O Chi Fu (corruptela de sea food), pra quem não sabe, é um restaurante chinês na Liberdade que até meados de 2008 ou 2009 tinha um ambiente aparentemente hostil a ocidentais. Aparentemente porque ninguém te impedia de comer lá, mas era muito comum, por exemplo, que um grupo de 04 brasileiros chegasse para almoçar e fosse empurrado para uma mesa com outros 06 conterrâneos desconhecidos, enquanto casais de chineses ocupavam sozinhos mesas para 12 pessoas. O cardápio por muito tempo não tinha tradução para o português, o ambiente era escuro, aquários sinistros faziam parte da “decoração”, o restaurante só se aceitava dinheiro e, com sorte, você não era maltratado por uma garçonete sem paciência. Era uma maravilha. Isso já filtrava bem quem queria muito comer as deliciosas barbatanas de tubarão ou a tripa de porco com molho oriental de quem desceu do metrô procurando qualquer frango xadrez. Nesse ano, que não lembro se 2008 ou 2009, houve uma reforma e o Chi Fu se tornou mais aprazível, iluminado, cardápio em português, um ou outro garçom que ao menos fingia se esforçar para te entender. Os preços subiram um pouco, mas ainda assim ainda era um rolê para iniciados. O problema surge quando vem a Copa do Mundo de 2014 e o Chi Fu sai em uma lista do suplemento cultural do Guardian – a Vejinha deles – e passa a ser improvável conseguir uma mesa sem fila no horário nobre e ter uma refeição por 1/3 do valor que se pagava antes. O Bar do Biu, em Pinheiros, sofreu efeito semelhante no preço. O Riconcito Peruano – que um amigo chamava carinhosamente de Chi Fu peruano da Cracolândia – virou uma rede de sucesso na mesma velocidade com que o ceviche perdeu a acidez para se conformar com paladar local. O Acrópoles, no Bom Retiro, resistiu graças à cabeça-dura dos donos do local (respect!).

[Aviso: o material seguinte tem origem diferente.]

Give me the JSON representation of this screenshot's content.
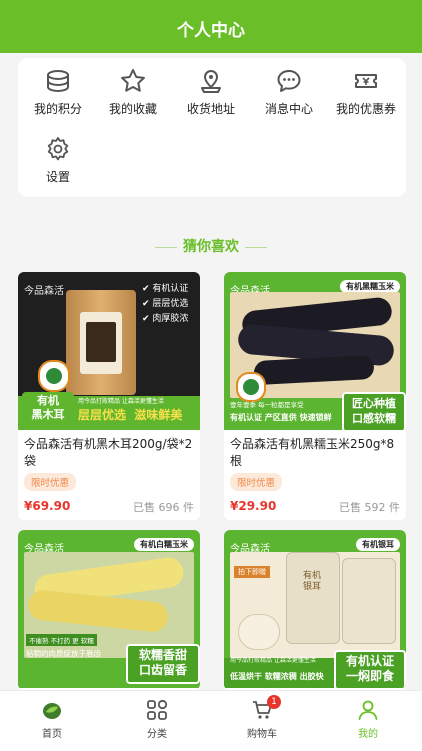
{
  "header": {
    "title": "个人中心"
  },
  "menu": [
    {
      "label": "我的积分",
      "icon": "coins-icon"
    },
    {
      "label": "我的收藏",
      "icon": "star-icon"
    },
    {
      "label": "收货地址",
      "icon": "map-pin-icon"
    },
    {
      "label": "消息中心",
      "icon": "chat-bubble-icon"
    },
    {
      "label": "我的优惠券",
      "icon": "coupon-icon"
    },
    {
      "label": "设置",
      "icon": "gear-icon"
    }
  ],
  "section": {
    "title": "猜你喜欢"
  },
  "products": [
    {
      "name": "今品森活有机黑木耳200g/袋*2袋",
      "tag": "限时优惠",
      "price": "¥69.90",
      "sold": "已售 696 件",
      "image": {
        "brand": "今品森活",
        "features": [
          "有机认证",
          "层层优选",
          "肉厚胶浓"
        ],
        "badge_left": "有机\n黑木耳",
        "slogan": "层层优选  滋味鲜美",
        "subline": "用今品打败精品  让森活更懂生活"
      }
    },
    {
      "name": "今品森活有机黑糯玉米250g*8根",
      "tag": "限时优惠",
      "price": "¥29.90",
      "sold": "已售 592 件",
      "image": {
        "brand": "今品森活",
        "label": "有机黑糯玉米",
        "badge": "匠心种植\n口感软糯",
        "slogan": "有机认证 产区直供 快速锁鲜",
        "subline": "壹年壹季 每一粒都是享受"
      }
    },
    {
      "name": "",
      "tag": "",
      "price": "",
      "sold": "",
      "image": {
        "brand": "今品森活",
        "label": "有机白糯玉米",
        "badge": "软糯香甜\n口齿留香",
        "subline": "不催熟 不打药 更 软糯",
        "subline2": "粘稠的肉质绽放于唇齿"
      }
    },
    {
      "name": "",
      "tag": "",
      "price": "",
      "sold": "",
      "image": {
        "brand": "今品森活",
        "label": "有机银耳",
        "tag2": "拍下即赠",
        "jar_text": "有机银耳",
        "badge": "有机认证\n一焖即食",
        "slogan": "低温烘干 软糯浓稠 出胶快",
        "subline": "用今品打败精品  让森活更懂生活"
      }
    }
  ],
  "tabbar": {
    "items": [
      {
        "label": "首页",
        "icon": "home-leaf-icon"
      },
      {
        "label": "分类",
        "icon": "category-grid-icon"
      },
      {
        "label": "购物车",
        "icon": "cart-icon",
        "badge": "1"
      },
      {
        "label": "我的",
        "icon": "user-icon",
        "active": true
      }
    ]
  },
  "colors": {
    "brand_green": "#6abf28",
    "price_red": "#e8352c",
    "tag_orange": "#f08a4b"
  }
}
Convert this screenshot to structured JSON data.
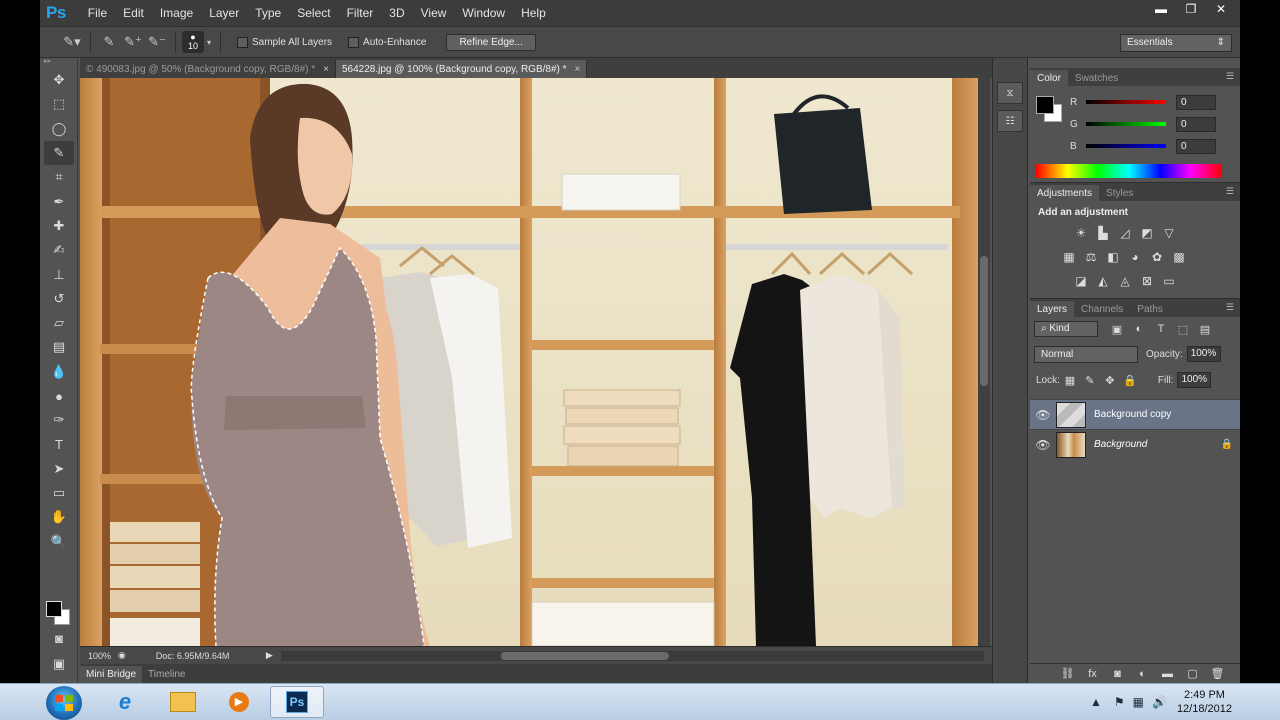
{
  "app": {
    "logo": "Ps"
  },
  "menu": [
    "File",
    "Edit",
    "Image",
    "Layer",
    "Type",
    "Select",
    "Filter",
    "3D",
    "View",
    "Window",
    "Help"
  ],
  "window_controls": {
    "minimize": "▬",
    "restore": "❐",
    "close": "✕"
  },
  "options": {
    "brush_size": "10",
    "sample_all_layers": "Sample All Layers",
    "auto_enhance": "Auto-Enhance",
    "refine_edge": "Refine Edge...",
    "workspace": "Essentials"
  },
  "tabs": [
    {
      "label": "© 490083.jpg @ 50% (Background copy, RGB/8#) *",
      "active": false
    },
    {
      "label": "564228.jpg @ 100% (Background copy, RGB/8#) *",
      "active": true
    }
  ],
  "status": {
    "zoom": "100%",
    "doc": "Doc: 6.95M/9.64M"
  },
  "bottom_tabs": [
    "Mini Bridge",
    "Timeline"
  ],
  "color_panel": {
    "tabs": [
      "Color",
      "Swatches"
    ],
    "channels": [
      {
        "label": "R",
        "value": "0",
        "color": "#ff3b3b"
      },
      {
        "label": "G",
        "value": "0",
        "color": "#3bdc3b"
      },
      {
        "label": "B",
        "value": "0",
        "color": "#3b5bff"
      }
    ]
  },
  "adjustments": {
    "tabs": [
      "Adjustments",
      "Styles"
    ],
    "title": "Add an adjustment"
  },
  "layers_panel": {
    "tabs": [
      "Layers",
      "Channels",
      "Paths"
    ],
    "kind": "Kind",
    "blend_mode": "Normal",
    "opacity_label": "Opacity:",
    "opacity": "100%",
    "lock_label": "Lock:",
    "fill_label": "Fill:",
    "fill": "100%",
    "layers": [
      {
        "name": "Background copy",
        "selected": true,
        "italic": false
      },
      {
        "name": "Background",
        "selected": false,
        "italic": true
      }
    ]
  },
  "taskbar": {
    "time": "2:49 PM",
    "date": "12/18/2012",
    "ps_label": "Ps"
  },
  "colors": {
    "accent": "#2aa4e8",
    "selected_layer": "#6a7488"
  }
}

Mas eu terminei o penúltimo parágrafo usando o advérbio imprecisamente. A comparação com o Chi Fu não é exata porque o Chi Fu é um caso de acerto. Ele manteve as receitas antigas e segue, 10 anos depois da Copa, um sucesso de público e renda. Para o restaurante, que já tinha passado por uma grande reforma anos antes e não perdeu a clientela tradicional, encabeçada pela colônia chinesa cada vez mais numerosa, sair no Guia da Folha do Guardian foi só alegria. Para quem queria almoçar feito Pantagruel por uma bagatela e sem estresse, bora procurar outro pico, faz parte. Só que o Chi Fu é exceção. Cansei de conhecer endereços que, após ganharem os 15 minutos de fama, seja na mídia tradicional, seja graças aos influencers que alimentam o algoritmo com vídeos rasos narrados com uma voz em off infantil e enfadonha, recebem uma explosão de público, tentam se adequar à demanda de consumidores que jamais serão fregueses e, quando se dão conta, afastaram a clientela tradicional. Quando os tais 15 minutos, cada vez mais efêmeros, se esvaem, sobram a terra arrasada, uma faixa de passo o ponto e um futuro Oxxo.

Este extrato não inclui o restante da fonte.